En France, un chantier comme celui de la cathédrale emblématique de la capitale - fondé sur la rénovation à l'identique de la charpente et de la flèche avec des matériaux d'origine - est devenu "un aspirateur à talents", souligne-t-il.
Pour les apprentis, "c'est l'occasion rêvée de bien les former sur les techniques de restauration du patrimoine", en conditions réelles.
- Rayonnement international -
Cet incendie "a permis de mettre un éclairage très particulier sur les métiers de la restauration" et "nous a permis d'être beaucoup plus attractifs auprès des jeunes, qui ont vu dans les métiers du patrimoine un débouché", dit M. Asselin.
Il souligne que "le savoir-faire (de ces artisans) rayonne bien au-delà de la France". "Quand je fais une tournée aux États-Unis, je peux vous dire que tous les clients que je connais ne me demandent qu'une chose: +parle-moi de Notre-Dame!+"
Les exportations vers les États-Unis, notamment de menuiseries "à la française", représentent quelque 20% de l'activité de la société Asselin, qui a remporté l'appel d'offres pour la reconstruction de la charpente en chêne de la flèche de Viollet-le-Duc avec les entreprises Le Bras Frères, Cruard Charpente et MdB Métiers du Bois.
En proposant ses services à l'étranger, "c'est quelque part le restaurateur de Notre-Dame" qui "vend son savoir-faire", un message qui est "très puissant", insiste le chef d'entreprise.
Sur le marché résidentiel haut de gamme américain, "ce qui fait qu'on arrive à se positionner, c'est tout simplement que nos clients là-bas sont sensibles à notre culture", explique François Asselin. "C'est un soft power formidable qu'il faut cultiver."
- "Continuité politique" -
De son côté, si Richard Boyer voit des marchés "quasi exclusivement sur le territoire national", "on est effectivement, très fier d'avoir sur notre carte de visite ce type d'opération": "Participer à un chantier avec un tel rayonnement vous permet de capitaliser ensuite, pour les appels d'offres qui vont suivre", explique-t-il.
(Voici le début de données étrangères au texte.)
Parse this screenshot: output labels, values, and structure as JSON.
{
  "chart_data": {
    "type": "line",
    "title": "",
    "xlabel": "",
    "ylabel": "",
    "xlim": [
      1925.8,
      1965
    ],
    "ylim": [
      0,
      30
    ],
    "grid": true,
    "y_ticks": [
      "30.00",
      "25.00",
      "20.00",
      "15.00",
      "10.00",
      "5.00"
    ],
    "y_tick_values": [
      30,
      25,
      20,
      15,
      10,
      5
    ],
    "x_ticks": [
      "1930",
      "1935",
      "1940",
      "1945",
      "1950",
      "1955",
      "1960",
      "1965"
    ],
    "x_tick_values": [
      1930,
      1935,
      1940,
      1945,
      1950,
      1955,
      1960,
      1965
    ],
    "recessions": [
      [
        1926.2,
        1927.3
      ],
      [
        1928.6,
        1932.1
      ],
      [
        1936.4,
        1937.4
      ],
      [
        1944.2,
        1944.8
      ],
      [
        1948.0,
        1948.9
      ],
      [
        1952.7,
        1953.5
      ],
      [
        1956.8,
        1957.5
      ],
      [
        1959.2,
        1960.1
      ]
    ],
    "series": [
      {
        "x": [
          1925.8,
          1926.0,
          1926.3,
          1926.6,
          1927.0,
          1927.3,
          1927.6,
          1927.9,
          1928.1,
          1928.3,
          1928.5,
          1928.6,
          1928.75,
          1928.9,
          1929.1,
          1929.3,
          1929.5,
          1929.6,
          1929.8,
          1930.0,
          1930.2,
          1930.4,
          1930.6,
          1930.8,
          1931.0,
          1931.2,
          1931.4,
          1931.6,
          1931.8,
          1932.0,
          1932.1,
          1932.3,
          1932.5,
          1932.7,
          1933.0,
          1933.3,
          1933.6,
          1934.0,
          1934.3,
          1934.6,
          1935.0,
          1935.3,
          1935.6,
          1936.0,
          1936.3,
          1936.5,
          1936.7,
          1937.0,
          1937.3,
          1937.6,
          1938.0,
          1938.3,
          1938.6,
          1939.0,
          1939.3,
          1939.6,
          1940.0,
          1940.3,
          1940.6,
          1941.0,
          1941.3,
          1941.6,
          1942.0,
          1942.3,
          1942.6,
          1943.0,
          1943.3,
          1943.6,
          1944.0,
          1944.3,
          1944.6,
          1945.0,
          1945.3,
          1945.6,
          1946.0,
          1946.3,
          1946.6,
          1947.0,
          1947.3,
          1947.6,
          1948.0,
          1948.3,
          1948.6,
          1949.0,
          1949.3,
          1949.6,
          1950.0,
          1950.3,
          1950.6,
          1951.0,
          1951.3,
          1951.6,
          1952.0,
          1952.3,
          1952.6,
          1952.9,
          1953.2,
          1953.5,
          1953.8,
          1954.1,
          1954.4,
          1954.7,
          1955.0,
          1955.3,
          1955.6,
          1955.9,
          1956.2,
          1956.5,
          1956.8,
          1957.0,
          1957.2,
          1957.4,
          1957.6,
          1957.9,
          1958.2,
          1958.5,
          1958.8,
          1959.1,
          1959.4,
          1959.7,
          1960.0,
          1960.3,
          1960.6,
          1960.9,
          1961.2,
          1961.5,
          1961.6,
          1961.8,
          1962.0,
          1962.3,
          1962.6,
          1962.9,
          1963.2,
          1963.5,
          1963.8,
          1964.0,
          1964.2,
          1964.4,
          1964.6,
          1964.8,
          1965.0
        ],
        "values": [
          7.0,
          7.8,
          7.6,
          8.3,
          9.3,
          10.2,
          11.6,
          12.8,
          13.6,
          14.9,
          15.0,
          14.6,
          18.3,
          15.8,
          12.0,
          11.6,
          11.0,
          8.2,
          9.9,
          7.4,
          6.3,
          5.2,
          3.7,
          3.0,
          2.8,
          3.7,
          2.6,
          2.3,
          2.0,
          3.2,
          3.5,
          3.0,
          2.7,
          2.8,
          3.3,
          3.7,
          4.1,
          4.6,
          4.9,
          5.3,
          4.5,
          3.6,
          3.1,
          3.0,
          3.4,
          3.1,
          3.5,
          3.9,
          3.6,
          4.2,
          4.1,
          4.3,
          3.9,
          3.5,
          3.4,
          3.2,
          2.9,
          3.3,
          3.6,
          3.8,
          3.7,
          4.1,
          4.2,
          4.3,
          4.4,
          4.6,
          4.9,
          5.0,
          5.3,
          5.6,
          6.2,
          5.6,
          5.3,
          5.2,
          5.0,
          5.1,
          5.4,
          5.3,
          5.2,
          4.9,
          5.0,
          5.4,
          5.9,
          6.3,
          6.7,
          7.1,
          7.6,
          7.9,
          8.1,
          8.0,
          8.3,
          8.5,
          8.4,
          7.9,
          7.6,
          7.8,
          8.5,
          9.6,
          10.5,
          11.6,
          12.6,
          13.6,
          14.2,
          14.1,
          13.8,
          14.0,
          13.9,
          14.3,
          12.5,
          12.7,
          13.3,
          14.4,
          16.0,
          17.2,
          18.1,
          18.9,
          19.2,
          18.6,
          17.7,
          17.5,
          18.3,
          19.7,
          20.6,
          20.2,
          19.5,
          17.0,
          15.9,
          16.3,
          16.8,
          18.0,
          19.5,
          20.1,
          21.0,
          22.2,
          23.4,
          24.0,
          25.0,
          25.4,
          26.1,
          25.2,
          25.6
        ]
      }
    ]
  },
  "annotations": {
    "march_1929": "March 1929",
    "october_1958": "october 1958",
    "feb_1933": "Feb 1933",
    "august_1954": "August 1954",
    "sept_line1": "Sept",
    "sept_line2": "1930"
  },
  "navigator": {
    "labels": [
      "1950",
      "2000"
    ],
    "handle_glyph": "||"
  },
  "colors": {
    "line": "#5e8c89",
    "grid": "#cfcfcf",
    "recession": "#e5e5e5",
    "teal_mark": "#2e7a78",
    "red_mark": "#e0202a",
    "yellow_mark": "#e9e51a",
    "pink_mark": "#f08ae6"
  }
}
A condition qu'il y ait de la demande: il faut surtout "une sorte de permanence et de continuité dans la politique de restauration des monuments historiques" car "on n'est pas une variable d'ajustement" budgétaire, affirme-t-il.
Pour François Asselin, il est primordial de "continuer" à dépenser pour le patrimoine malgré la "dette abyssale" française et malgré le défi que cela représente pour les particuliers qui souhaitent faire rénover un édifice d'intérêt pour le patrimoine.
Il insiste sur l'impact des dispositifs d'aide à la rénovation, comme ceux de la Fondation du patrimoine, qui peuvent contribuer à la sauvegarde du patrimoine français via du financement participatif et du mécénat d'entreprise.
"Le marché de la restauration du patrimoine est très dépendant, de façon directe ou indirecte, d'une volonté de l'État", juge François Asselin.